1. Dezember: Offizieller Start des "synodalen Wegs"

Mit Gottesdiensten in vielen Bischofskirchen wird am ersten Advent der "synodale Weg" der katholischen Kirche in Deutschland offiziell eröffnet. Zum Auftakt des Reformprozesses entzünden der Vorsitzende der Deutschen Bischofskonferenz, Kardinal Reinhard Marx, und die Vizepräsidentin des Zentralkomitees der deutschen Katholiken (ZdK), Karin Kortmann, im Münchner Liebfrauendom gemeinsam eine Synodalkerze.

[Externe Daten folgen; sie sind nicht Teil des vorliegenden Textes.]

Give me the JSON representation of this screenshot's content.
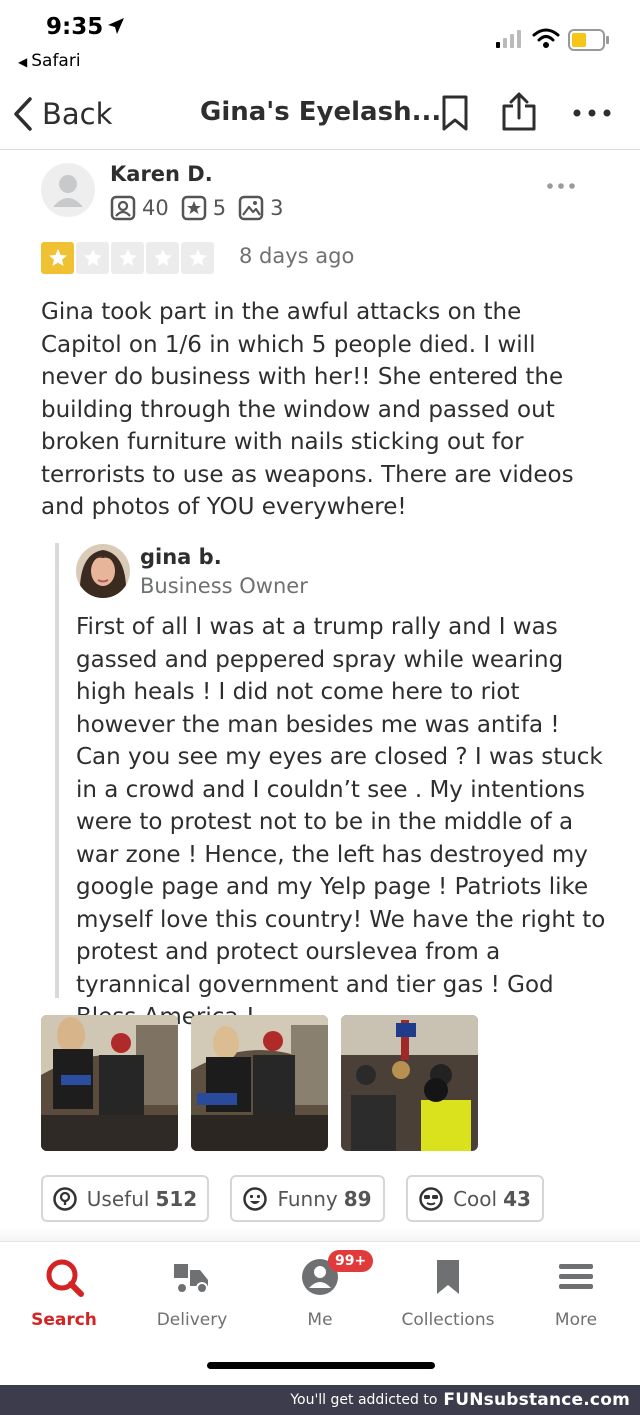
{
  "status_bar": {
    "time": "9:35",
    "back_app": "Safari"
  },
  "nav": {
    "back_label": "Back",
    "title": "Gina's Eyelash..."
  },
  "review": {
    "reviewer_name": "Karen D.",
    "stats": {
      "friends": "40",
      "reviews": "5",
      "photos": "3"
    },
    "rating": 1,
    "rating_max": 5,
    "date": "8 days ago",
    "text": "Gina took part in the awful attacks on the Capitol on 1/6 in which 5 people died. I will never do business with her!! She entered the building through the window and passed out broken furniture with nails sticking out for terrorists to use as weapons. There are videos and photos of YOU everywhere!"
  },
  "owner_reply": {
    "name": "gina b.",
    "role": "Business Owner",
    "text": "First of all I was at a trump rally and I was gassed and peppered spray while wearing high heals ! I did not come here to riot however the man besides me was antifa ! Can you see my eyes are closed ? I was stuck in a crowd and I couldn’t see . My intentions were to protest not to be in the middle of a war zone ! Hence, the left has destroyed my google page and my Yelp page ! Patriots like myself love this country! We have the right to protest and protect ourslevea from a tyrannical government and tier gas ! God Bless America !"
  },
  "reactions": {
    "useful": {
      "label": "Useful",
      "count": "512"
    },
    "funny": {
      "label": "Funny",
      "count": "89"
    },
    "cool": {
      "label": "Cool",
      "count": "43"
    }
  },
  "tabbar": {
    "search": "Search",
    "delivery": "Delivery",
    "me": "Me",
    "me_badge": "99+",
    "collections": "Collections",
    "more": "More"
  },
  "watermark": {
    "text": "You'll get addicted to",
    "brand": "FUNsubstance.com"
  },
  "colors": {
    "accent_red": "#d32323",
    "star_yellow": "#f0c132",
    "badge_red": "#e03a3a"
  }
}
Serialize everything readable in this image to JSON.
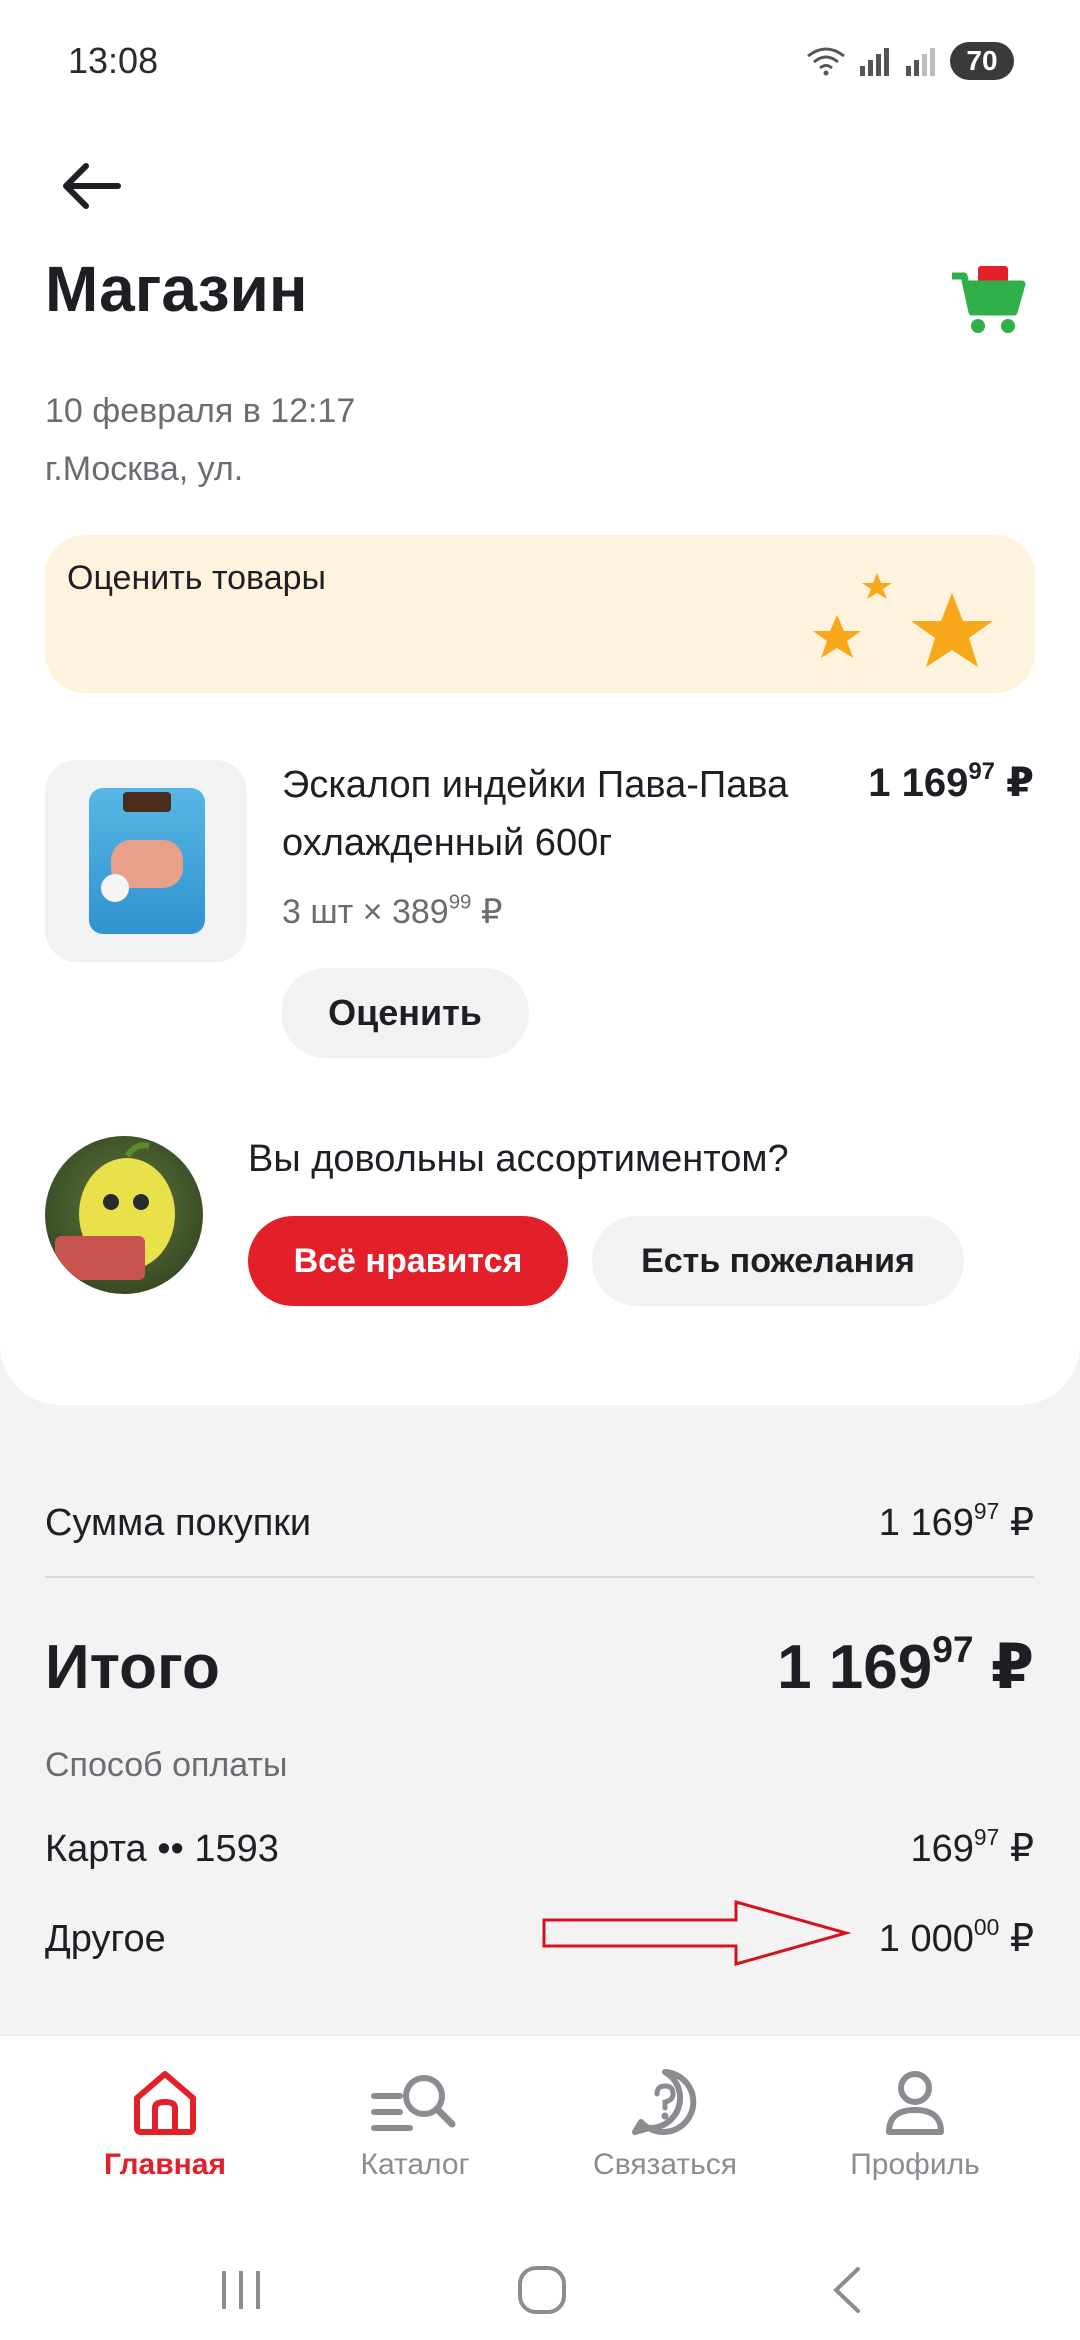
{
  "status_bar": {
    "time": "13:08",
    "battery": "70"
  },
  "header": {
    "title": "Магазин"
  },
  "order": {
    "date": "10 февраля в 12:17",
    "address": "г.Москва, ул."
  },
  "rate_banner": {
    "label": "Оценить товары"
  },
  "product": {
    "name": "Эскалоп индейки Пава-Пава охлажденный 600г",
    "price_main": "1 169",
    "price_kop": "97",
    "qty": "3 шт",
    "unit_price_main": "389",
    "unit_price_kop": "99",
    "currency": "₽",
    "rate_button": "Оценить"
  },
  "survey": {
    "question": "Вы довольны ассортиментом?",
    "like_button": "Всё нравится",
    "wish_button": "Есть пожелания"
  },
  "summary": {
    "sum_label": "Сумма покупки",
    "sum_main": "1 169",
    "sum_kop": "97",
    "total_label": "Итого",
    "total_main": "1 169",
    "total_kop": "97",
    "payment_label": "Способ оплаты",
    "card_label": "Карта •• 1593",
    "card_main": "169",
    "card_kop": "97",
    "other_label": "Другое",
    "other_main": "1 000",
    "other_kop": "00"
  },
  "nav": [
    {
      "label": "Главная",
      "icon": "home-icon",
      "active": true
    },
    {
      "label": "Каталог",
      "icon": "catalog-search-icon",
      "active": false
    },
    {
      "label": "Связаться",
      "icon": "help-chat-icon",
      "active": false
    },
    {
      "label": "Профиль",
      "icon": "profile-icon",
      "active": false
    }
  ],
  "colors": {
    "accent": "#e3202a",
    "banner": "#fff3de",
    "star": "#f7a81b",
    "cart": "#2fb04a",
    "annotation": "#d4141c"
  }
}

In seiner Predigt wirbt der Münchner Erzbischof darum, bei dem Prozess aufeinander zu hören und auch bei unterschiedlichen Meinungen zur Einmütigkeit zu finden. "Nach der schrecklichen Erfahrung, dass sexueller Missbrauch in der Kirche stattgefunden hat", gelte es nun, "Gefährdungen systemischer Natur" anzuschauen, etwa "falsche Herrschaftsorganisationen". Die inhaltlichen Beratungen des "synodalen Wegs" beginnen am 30. Januar 2020 mit der ersten Synodalversammlung in Frankfurt.